One type of information we might call Shannon information. This is the type of information concept introduced by the Bell engineer Claude Shannon in 1948 when he laid the foundations of the modern science of information theory (Shannon and Weaver 1949). Shannon defined information in terms of reduction in uncertainty. So if I sent you the string of binary digits "010," I have specified one of eight possibilities. Assuming equiprobable digits, I have reduced your level of uncertainty by a factor of eight. Information is typically measured as the base-2 logarithm of the reduction in uncertainty, which in this case translates into three bits of information.
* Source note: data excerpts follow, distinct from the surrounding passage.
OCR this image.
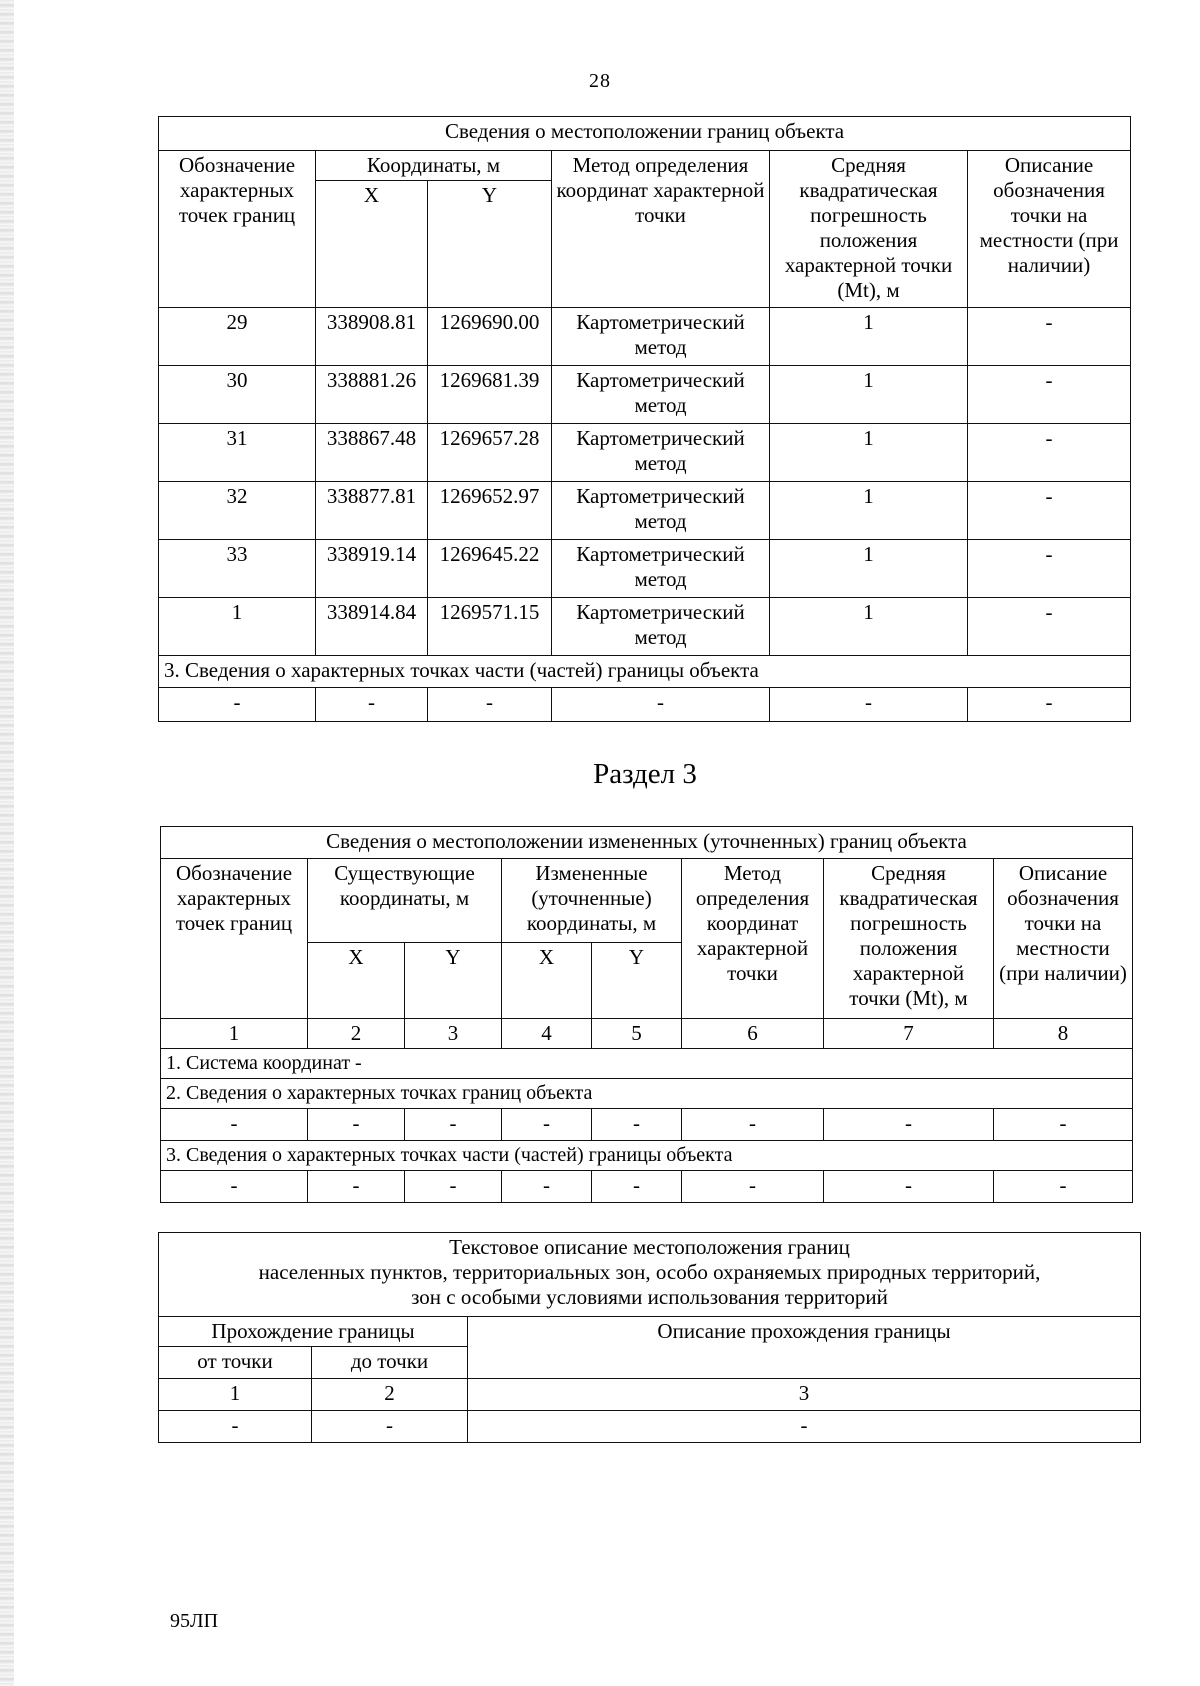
28
Сведения о местоположении границ объекта					
Обозначение характерных точек границ	Координаты, м		Метод определения координат характерной точки	Средняя квадратическая погрешность положения характерной точки (Mt), м	Описание обозначения точки на местности (при наличии)
	X	Y			
29	338908.81	1269690.00	Картометрический метод	1	-
30	338881.26	1269681.39	Картометрический метод	1	-
31	338867.48	1269657.28	Картометрический метод	1	-
32	338877.81	1269652.97	Картометрический метод	1	-
33	338919.14	1269645.22	Картометрический метод	1	-
1	338914.84	1269571.15	Картометрический метод	1	-
3. Сведения о характерных точках части (частей) границы объекта					
-	-	-	-	-	-
Раздел 3
Сведения о местоположении измененных (уточненных) границ объекта							
Обозначение характерных точек границ	Существующие координаты, м		Измененные (уточненные) координаты, м		Метод определения координат характерной точки	Средняя квадратическая погрешность положения характерной точки (Mt), м	Описание обозначения точки на местности (при наличии)
	X	Y	X	Y			
1	2	3	4	5	6	7	8
1. Система координат -							
2. Сведения о характерных точках границ объекта							
-	-	-	-	-	-	-	-
3. Сведения о характерных точках части (частей) границы объекта							
-	-	-	-	-	-	-	-
Текстовое описание местоположения границ
населенных пунктов, территориальных зон, особо охраняемых природных территорий,
зон с особыми условиями использования территорий		

Прохождение границы		Описание прохождения границы
от точки	до точки	
1	2	3
-	-	-
95ЛП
The Shannon information content of any system can be thought of as the reduction in uncertainty resulting from a complete specification of that system. In other words, you can think of Shannon information content in terms of the length of a concise and fully detailed description of the system. Such a definition therefore accounts for redundancy. A book consisting only of the letter "A" repeated 100,000 times is easy to describe. It has lots of redundancy and therefore little Shannon information. If we converted it into a computer file and ran it through a compression algorithm, we would end up with something much smaller than what we started with. A book of 100,000 completely random letters, in contrast, has no redundancy and therefore lots of Shannon information. There is no shorter description of a book of random letters than the book itself, so running it through a computer compression algorithm has little affect on its size. Shakespeare's play The Tempest also contains about 100,000 letters. Its Shannon information content is intermediate between the book of A's and the book of random letters. If we ran it through a computer-compression algorithm, we would end up with something somewhat smaller than what we starred with, but not drastically so. The Tempest contains more Shannon information than a book of 100,000 A's but less Shannon information than a book of 100,000 random letters. [1]
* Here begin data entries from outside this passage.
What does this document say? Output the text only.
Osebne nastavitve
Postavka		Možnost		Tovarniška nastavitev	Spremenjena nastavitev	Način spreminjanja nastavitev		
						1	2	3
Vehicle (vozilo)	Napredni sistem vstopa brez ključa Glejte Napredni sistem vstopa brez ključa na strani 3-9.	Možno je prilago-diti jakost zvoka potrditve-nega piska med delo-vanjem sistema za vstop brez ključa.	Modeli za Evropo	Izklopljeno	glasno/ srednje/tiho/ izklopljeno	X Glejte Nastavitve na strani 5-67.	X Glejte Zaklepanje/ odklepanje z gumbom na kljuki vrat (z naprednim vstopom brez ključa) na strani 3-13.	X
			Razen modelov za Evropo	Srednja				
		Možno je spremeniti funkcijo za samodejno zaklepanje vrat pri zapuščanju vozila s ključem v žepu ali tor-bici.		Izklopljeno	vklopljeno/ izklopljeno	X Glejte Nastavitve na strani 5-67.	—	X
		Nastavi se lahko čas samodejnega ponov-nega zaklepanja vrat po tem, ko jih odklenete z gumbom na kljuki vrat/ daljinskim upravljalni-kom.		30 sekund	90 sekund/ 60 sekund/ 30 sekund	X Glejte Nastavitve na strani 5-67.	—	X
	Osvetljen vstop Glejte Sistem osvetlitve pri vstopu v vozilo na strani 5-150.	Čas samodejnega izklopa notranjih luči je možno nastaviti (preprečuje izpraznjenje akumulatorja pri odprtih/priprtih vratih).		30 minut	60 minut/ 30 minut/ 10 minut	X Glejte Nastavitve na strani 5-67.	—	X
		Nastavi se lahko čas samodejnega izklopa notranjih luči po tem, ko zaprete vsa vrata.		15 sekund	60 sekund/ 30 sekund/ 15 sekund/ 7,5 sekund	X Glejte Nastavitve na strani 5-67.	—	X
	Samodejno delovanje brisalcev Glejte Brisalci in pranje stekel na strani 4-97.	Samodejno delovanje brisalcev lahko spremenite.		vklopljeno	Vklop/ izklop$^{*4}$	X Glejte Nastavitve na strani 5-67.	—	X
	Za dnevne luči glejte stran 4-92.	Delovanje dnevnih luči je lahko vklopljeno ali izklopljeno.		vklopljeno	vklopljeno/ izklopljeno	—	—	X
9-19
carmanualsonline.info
Another type of information concept is complexity. Physicist Murray Gell-Mann has helped in recent years to clarify this concept (Gell-Mann 1994; 1995). According to Gell-Mann, you can think of complexity as a measure of how difficult it would be to describe the regularities of something in complete detail. Mathematically, it is the difference between something's maximally compressed Shannon information content and its "incompressible" information content--the information content of those elements of the system that are truly random (Gell-Mann and Lloyd 1996). A book of 100,000 A's has little complexity. It does not have much incompressible information, while its compressible information is highly compressible. The regularities of the book can be completely described in one short sentence ("A book of 100,000 A's"). A book of random letters also has little complexity. It has lots of Shannon information, but virtually all of this information is incompressible because there are no regularities to compress. In c ontrast, The Tempest has lots of complexity. It has lots of regularities (e.g., words, rules of grammar, aspects of plot development etc.) and so virtually all of its information content is compressible. Yet once fully compressed, it is still quite large.